Quelles sont leurs motivations aujourd’hui ? « Les pathologies liées à l’amiante peuvent se déclencher dès l’âge de 30 ans. Mais c’est un processus long, relève M. Durand. C’est un problème de sécurité. Les sacs étaient stockés ouverts. On était exposé en permanence. Et c’était difficile de nettoyer, les salles étaient pleines de tuyaux« . Puis de rappeler : « L’amiante a été interdite en 1999 en France. Mais chez nous, il y a eu prolongation jusqu’en 2001 pour laisser plus de temps aux industriels de remplacer les cellules amiante par des cellules dites polyramix, mélange d’un polymère, le zirconium, et de céramique« . Paul Barraco dénonce aussi « des relevés qui étaient effectués chaque mois dans les ateliers. Soi-disant, il n’y avait pas de traces d’amiante. Nous en avons mis parfois exprès dessus pour vérifier mais les relevés étaient toujours négatifs. On nous a pris pour des cons« . Aujourd’hui à la retraite, ils lancent : « Les employeurs nous disent qu’on a bénéficié de la cessation d’activité anticipée. On a touché 85 % du salaire net. C’est vrai que c’est bien. Mais il a fallu démissionner. Sinon, quel était notre autre choix ? Rester et continuer à être exposé ? »

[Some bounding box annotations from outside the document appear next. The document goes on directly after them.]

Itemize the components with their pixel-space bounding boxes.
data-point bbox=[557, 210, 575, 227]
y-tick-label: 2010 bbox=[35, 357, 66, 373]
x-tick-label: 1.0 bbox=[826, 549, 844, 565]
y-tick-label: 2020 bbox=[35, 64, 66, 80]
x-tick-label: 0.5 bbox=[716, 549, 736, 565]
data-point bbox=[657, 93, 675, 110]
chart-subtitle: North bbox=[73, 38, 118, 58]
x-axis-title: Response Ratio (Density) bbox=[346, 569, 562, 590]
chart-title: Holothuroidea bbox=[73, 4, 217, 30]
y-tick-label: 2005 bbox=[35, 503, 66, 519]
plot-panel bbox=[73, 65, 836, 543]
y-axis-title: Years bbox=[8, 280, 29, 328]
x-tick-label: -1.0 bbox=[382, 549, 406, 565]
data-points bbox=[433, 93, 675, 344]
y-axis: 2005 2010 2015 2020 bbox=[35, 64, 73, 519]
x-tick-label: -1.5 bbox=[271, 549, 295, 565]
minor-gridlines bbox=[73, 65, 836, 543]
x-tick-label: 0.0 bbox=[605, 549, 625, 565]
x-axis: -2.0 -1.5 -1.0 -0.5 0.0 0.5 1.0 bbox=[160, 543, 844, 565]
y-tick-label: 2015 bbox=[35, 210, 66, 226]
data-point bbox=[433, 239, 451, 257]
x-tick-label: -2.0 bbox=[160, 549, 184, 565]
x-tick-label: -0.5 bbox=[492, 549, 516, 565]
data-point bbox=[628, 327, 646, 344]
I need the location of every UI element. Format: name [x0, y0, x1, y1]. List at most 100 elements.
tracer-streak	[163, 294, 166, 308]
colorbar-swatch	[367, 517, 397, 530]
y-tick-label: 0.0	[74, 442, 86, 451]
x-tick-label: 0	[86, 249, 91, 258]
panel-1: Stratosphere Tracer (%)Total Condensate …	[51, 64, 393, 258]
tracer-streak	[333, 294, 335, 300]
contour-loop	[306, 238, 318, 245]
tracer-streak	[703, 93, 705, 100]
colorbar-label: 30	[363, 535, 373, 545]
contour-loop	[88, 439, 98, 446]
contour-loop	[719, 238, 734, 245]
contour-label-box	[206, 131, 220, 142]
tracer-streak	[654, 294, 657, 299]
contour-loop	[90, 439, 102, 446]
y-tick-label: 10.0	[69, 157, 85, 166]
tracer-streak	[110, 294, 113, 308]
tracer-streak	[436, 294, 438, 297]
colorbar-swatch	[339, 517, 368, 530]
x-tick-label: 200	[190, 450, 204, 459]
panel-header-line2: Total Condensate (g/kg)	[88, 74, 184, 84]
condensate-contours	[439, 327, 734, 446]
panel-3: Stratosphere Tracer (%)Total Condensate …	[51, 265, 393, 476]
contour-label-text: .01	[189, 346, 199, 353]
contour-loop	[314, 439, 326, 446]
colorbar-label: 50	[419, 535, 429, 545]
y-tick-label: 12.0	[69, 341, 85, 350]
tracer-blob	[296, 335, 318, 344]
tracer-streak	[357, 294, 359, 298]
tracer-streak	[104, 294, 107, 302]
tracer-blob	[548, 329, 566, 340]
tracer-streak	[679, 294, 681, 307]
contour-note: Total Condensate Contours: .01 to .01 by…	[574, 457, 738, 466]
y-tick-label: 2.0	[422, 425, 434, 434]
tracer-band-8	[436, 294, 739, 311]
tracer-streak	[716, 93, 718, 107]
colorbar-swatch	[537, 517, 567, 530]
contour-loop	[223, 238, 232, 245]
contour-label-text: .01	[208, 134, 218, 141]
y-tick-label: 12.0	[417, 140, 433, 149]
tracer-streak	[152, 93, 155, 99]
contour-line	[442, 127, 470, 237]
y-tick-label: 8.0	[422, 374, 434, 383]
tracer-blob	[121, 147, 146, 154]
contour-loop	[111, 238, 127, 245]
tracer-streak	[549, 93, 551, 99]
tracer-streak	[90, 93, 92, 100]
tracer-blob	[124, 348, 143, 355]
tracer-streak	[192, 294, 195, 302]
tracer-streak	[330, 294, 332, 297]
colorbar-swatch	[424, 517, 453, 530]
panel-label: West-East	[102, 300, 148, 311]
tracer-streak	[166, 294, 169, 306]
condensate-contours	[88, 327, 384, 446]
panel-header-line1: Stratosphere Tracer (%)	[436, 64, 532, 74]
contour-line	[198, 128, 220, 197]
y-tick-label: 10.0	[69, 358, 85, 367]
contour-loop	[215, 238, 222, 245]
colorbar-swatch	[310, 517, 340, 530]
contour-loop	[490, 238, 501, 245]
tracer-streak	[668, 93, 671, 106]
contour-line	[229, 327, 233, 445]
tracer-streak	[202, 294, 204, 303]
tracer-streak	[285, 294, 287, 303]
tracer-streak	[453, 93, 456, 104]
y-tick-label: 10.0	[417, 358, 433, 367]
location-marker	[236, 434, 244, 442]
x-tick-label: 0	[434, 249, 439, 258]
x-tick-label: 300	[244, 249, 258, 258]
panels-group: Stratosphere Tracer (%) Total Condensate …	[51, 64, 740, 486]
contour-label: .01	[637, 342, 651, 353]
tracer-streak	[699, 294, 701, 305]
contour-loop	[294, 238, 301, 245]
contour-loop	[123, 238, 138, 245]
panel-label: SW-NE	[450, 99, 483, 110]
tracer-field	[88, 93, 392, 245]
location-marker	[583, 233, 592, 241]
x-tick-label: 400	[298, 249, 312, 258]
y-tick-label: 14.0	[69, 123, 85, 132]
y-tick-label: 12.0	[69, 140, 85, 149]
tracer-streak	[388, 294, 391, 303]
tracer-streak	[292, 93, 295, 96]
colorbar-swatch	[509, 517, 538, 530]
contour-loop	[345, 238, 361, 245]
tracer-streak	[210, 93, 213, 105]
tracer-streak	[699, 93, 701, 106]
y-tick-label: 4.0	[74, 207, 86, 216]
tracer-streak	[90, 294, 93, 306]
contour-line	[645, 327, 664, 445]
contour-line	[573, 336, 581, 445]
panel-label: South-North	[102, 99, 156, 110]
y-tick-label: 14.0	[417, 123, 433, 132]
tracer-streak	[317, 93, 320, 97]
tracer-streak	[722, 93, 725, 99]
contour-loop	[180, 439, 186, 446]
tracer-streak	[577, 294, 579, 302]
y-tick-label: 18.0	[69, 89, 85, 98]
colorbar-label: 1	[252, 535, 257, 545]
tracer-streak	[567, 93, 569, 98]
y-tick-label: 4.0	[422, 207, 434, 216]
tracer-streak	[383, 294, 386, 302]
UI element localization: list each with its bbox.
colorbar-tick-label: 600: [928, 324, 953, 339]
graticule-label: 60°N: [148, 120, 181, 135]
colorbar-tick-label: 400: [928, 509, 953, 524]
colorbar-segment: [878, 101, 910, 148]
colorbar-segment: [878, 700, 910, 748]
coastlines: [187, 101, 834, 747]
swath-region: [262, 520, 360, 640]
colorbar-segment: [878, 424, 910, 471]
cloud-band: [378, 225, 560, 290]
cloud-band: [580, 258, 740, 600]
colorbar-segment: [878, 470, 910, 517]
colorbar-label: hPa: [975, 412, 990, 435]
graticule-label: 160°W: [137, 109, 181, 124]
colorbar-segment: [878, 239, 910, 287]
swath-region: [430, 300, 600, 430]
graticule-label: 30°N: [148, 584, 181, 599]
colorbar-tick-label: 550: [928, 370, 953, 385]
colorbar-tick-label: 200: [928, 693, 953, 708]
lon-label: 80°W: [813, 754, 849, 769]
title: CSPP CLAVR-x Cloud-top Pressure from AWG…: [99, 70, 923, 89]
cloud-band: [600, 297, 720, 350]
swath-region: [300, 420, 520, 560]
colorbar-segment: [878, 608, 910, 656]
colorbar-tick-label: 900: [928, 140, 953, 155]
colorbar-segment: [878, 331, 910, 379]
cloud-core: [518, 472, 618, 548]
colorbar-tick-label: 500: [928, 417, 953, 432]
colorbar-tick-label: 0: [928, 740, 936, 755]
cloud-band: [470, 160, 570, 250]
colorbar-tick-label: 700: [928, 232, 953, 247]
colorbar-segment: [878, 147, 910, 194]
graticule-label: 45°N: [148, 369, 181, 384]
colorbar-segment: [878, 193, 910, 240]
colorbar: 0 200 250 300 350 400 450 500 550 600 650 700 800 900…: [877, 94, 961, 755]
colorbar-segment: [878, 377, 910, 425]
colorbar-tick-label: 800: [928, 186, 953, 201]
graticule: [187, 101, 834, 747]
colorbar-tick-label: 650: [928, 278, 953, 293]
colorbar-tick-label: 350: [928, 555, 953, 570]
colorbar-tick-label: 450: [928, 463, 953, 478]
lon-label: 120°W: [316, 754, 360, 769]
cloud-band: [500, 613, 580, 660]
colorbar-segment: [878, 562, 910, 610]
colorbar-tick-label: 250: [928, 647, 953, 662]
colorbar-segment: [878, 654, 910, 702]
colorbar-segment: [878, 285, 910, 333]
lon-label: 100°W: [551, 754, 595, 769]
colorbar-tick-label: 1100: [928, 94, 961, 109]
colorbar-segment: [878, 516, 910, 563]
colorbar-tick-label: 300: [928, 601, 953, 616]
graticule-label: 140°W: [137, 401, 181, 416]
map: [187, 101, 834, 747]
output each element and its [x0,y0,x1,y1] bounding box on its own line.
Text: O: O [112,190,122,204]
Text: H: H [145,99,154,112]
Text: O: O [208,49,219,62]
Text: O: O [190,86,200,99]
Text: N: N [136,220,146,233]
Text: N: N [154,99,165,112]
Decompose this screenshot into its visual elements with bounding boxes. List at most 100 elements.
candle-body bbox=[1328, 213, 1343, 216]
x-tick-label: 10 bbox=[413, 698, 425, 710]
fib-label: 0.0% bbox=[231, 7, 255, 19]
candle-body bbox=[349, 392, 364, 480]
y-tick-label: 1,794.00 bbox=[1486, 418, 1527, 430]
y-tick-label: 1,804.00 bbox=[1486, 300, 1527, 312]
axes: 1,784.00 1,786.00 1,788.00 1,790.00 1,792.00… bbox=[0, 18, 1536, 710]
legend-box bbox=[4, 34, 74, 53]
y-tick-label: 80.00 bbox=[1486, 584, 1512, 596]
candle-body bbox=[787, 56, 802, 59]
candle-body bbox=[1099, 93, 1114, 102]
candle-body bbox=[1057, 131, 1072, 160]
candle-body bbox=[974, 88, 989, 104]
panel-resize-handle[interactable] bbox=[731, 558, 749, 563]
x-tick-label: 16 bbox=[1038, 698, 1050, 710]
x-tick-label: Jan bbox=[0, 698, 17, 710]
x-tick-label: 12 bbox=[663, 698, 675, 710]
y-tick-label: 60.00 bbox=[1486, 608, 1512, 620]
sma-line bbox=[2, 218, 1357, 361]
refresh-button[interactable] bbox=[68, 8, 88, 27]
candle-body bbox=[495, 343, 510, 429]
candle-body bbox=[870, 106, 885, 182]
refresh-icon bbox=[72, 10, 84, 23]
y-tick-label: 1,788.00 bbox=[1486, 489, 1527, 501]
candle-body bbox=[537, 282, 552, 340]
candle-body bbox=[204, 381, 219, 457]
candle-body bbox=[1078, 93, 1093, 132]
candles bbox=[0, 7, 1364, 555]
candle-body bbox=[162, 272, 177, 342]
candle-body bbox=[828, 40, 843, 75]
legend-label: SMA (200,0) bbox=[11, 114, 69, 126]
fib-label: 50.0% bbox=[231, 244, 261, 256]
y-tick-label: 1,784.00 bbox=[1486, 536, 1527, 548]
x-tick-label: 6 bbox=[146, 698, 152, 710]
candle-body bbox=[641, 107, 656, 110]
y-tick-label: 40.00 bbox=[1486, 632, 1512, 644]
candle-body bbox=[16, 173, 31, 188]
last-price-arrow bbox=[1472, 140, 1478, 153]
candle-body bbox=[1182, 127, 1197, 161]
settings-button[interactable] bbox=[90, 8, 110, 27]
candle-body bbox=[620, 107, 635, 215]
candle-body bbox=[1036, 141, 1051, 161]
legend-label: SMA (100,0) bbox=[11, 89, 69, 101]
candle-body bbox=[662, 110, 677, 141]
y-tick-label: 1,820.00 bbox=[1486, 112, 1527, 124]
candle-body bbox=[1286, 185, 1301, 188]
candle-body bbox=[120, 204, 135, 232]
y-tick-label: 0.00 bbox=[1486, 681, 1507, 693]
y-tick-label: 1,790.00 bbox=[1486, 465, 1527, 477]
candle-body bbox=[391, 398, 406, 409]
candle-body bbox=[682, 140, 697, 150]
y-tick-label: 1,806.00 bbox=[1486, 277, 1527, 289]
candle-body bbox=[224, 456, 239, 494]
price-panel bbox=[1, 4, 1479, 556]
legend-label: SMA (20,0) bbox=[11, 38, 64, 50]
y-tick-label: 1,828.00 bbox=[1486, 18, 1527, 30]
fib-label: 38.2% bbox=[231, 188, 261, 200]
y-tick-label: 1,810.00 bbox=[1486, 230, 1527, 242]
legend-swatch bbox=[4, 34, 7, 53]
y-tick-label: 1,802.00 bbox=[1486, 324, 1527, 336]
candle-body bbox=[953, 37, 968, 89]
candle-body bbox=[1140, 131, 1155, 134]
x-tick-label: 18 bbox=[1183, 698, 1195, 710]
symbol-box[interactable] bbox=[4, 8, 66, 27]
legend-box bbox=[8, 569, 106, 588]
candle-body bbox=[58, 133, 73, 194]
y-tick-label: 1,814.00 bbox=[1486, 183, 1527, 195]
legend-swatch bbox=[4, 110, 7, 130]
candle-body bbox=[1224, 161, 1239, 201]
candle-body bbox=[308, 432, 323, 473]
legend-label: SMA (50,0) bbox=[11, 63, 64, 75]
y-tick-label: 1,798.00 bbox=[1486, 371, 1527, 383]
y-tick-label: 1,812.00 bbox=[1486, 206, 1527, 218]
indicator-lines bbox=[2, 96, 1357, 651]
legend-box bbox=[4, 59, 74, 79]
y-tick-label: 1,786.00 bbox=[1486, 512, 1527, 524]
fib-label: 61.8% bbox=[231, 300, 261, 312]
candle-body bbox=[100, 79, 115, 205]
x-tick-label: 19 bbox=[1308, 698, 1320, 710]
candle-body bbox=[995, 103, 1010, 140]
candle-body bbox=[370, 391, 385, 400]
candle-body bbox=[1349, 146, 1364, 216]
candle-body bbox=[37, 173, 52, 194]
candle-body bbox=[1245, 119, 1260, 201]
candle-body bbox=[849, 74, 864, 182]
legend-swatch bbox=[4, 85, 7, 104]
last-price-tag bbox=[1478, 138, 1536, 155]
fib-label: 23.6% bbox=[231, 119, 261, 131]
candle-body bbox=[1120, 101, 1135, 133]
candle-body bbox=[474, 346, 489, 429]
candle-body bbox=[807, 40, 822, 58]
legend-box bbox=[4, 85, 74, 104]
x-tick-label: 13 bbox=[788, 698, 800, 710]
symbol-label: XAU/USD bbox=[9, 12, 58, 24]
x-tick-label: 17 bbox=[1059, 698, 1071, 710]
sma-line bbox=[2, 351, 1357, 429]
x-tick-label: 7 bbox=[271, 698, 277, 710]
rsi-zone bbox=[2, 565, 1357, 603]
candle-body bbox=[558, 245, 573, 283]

Deux délibérés au 3 octobre

Dans les deux dossiers successivement examinés hier, le président de l’annexe de la cour d’appel d’Aix a annoncé que le délibéré serait rendu le 3 octobre prochain. « Ils vont analyser les pièces supplémentaires et vous recevrez chacun l’avis à votre domicile et nous en aurons également copie au cabinet, a précisé Me Andreu aux plaignants. Si nous avons gain de cause, il y a de fortes chances que Naphtachimie et Arkema aillent en cour de cassation. Si on perd, c’est nous qui irons. Quoi qu’il en soit, vous conserverez les sommes éventuellement perçues« . Il reste encore un bout de chemin judiciaire à parcourir aux uns et aux autres.